If you have been removed from a PhD program, I don't think asking on non-specialists newsgroups for opinions from people in "engineering in general" is the right way to do it.

It's also not clear at what point you have been removed. It is better to remove someone after one year than to let them slog it out for 3-5 years, then run out of money, but still not to get a PhD.

You really need the opinion of academics at other universities in that area.

I'm not an expert in the field, and if I was, you can't judge the worth of a PhD by what you have described, so I will not bother. But here are my thoughts, for what they are worth.

If your research found a way of getting to mars using 25% less fuel than any other know way, then my engineering skills tell me that would warrant a PhD. And I can't see anyone trying to remove you from a PhD program if you had a reasonable chance of being able to do that to completion.

But it seems to me you claim to know too much about it. You know how many lines of code it is, how accurate it is, how many variables it solves for. So what is there to research?

PhD students start by having very little idea about what they are going to be doing.
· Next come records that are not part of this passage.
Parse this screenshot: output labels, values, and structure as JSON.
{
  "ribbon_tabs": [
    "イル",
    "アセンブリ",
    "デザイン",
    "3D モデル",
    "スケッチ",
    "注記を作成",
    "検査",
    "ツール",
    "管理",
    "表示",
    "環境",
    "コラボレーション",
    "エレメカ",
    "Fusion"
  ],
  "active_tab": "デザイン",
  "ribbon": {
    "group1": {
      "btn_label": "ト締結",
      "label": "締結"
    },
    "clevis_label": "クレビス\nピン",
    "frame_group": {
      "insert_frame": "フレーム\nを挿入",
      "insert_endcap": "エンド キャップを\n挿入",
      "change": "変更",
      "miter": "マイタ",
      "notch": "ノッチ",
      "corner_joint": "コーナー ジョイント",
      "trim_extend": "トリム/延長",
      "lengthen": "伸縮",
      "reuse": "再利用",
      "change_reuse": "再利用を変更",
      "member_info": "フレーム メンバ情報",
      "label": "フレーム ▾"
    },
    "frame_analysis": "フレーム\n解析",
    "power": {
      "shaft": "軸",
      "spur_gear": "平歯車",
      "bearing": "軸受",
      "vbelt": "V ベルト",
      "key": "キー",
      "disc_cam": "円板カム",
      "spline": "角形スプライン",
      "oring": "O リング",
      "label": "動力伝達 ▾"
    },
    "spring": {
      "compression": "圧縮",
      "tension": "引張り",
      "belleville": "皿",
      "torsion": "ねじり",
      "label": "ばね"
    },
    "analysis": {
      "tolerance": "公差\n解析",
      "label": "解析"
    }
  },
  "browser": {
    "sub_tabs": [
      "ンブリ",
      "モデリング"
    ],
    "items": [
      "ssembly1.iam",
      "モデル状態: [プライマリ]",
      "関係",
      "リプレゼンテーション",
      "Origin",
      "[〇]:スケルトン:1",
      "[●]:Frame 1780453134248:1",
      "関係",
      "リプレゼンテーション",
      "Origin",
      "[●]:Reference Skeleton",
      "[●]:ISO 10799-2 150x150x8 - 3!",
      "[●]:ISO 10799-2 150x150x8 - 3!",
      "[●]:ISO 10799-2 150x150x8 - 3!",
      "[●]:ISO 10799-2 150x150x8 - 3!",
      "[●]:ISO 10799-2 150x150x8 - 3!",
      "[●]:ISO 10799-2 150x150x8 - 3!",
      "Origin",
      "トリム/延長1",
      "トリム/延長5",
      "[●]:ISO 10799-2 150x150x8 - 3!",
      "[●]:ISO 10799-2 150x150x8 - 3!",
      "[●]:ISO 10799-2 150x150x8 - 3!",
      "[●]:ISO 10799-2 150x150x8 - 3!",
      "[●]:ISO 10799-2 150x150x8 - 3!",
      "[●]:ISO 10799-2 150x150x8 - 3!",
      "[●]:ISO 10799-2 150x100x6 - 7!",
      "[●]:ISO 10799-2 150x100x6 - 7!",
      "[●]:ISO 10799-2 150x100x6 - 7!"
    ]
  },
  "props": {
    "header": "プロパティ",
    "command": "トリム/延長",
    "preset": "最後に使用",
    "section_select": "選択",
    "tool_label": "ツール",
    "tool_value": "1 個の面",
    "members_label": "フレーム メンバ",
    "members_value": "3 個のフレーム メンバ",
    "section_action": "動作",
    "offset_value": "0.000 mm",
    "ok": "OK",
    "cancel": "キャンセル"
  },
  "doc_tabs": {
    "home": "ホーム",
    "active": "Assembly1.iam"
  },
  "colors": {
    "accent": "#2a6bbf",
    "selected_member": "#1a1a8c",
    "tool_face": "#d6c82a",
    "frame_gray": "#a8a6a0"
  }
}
There is the joke, which i am sure many PhDs have heard, that at the beggining you start off knowing a little about a lot of things. As you progress, you learn more about a smaller areas. Finally you end up knowing everything there is to know about nothing.

It is not clear what point you are at.

There is a lot of meters between here and mars, and an error of 1 part in 10^10 would mean the difference between landing safely and missing the planet I suspect.

A PhD is not determined by the number of lines of code written. Nobody counts.

If you are starting, and have all this knowledge about exactly what the results will be, then you are definitely have a problem.

If you have submitted and it can do all this, then nobody would remove you from a PhD program. More like add you to a list of candidates for a noble prize.

A few things just do not add up But you are not going about it the right way.

Just be aware, that if you manage to get readmitted, and your supervisor has asked that you leave, you would need to change supervisors. The relationship between a PhD student and is supervisor is very important, and if you have had this amount of conflict, it is difficult to see how you would ever manage to work together properly.

But remember, it is far better to leave after a year without getting a PhD than to carry on for 3-5 years or whatever and still not get one.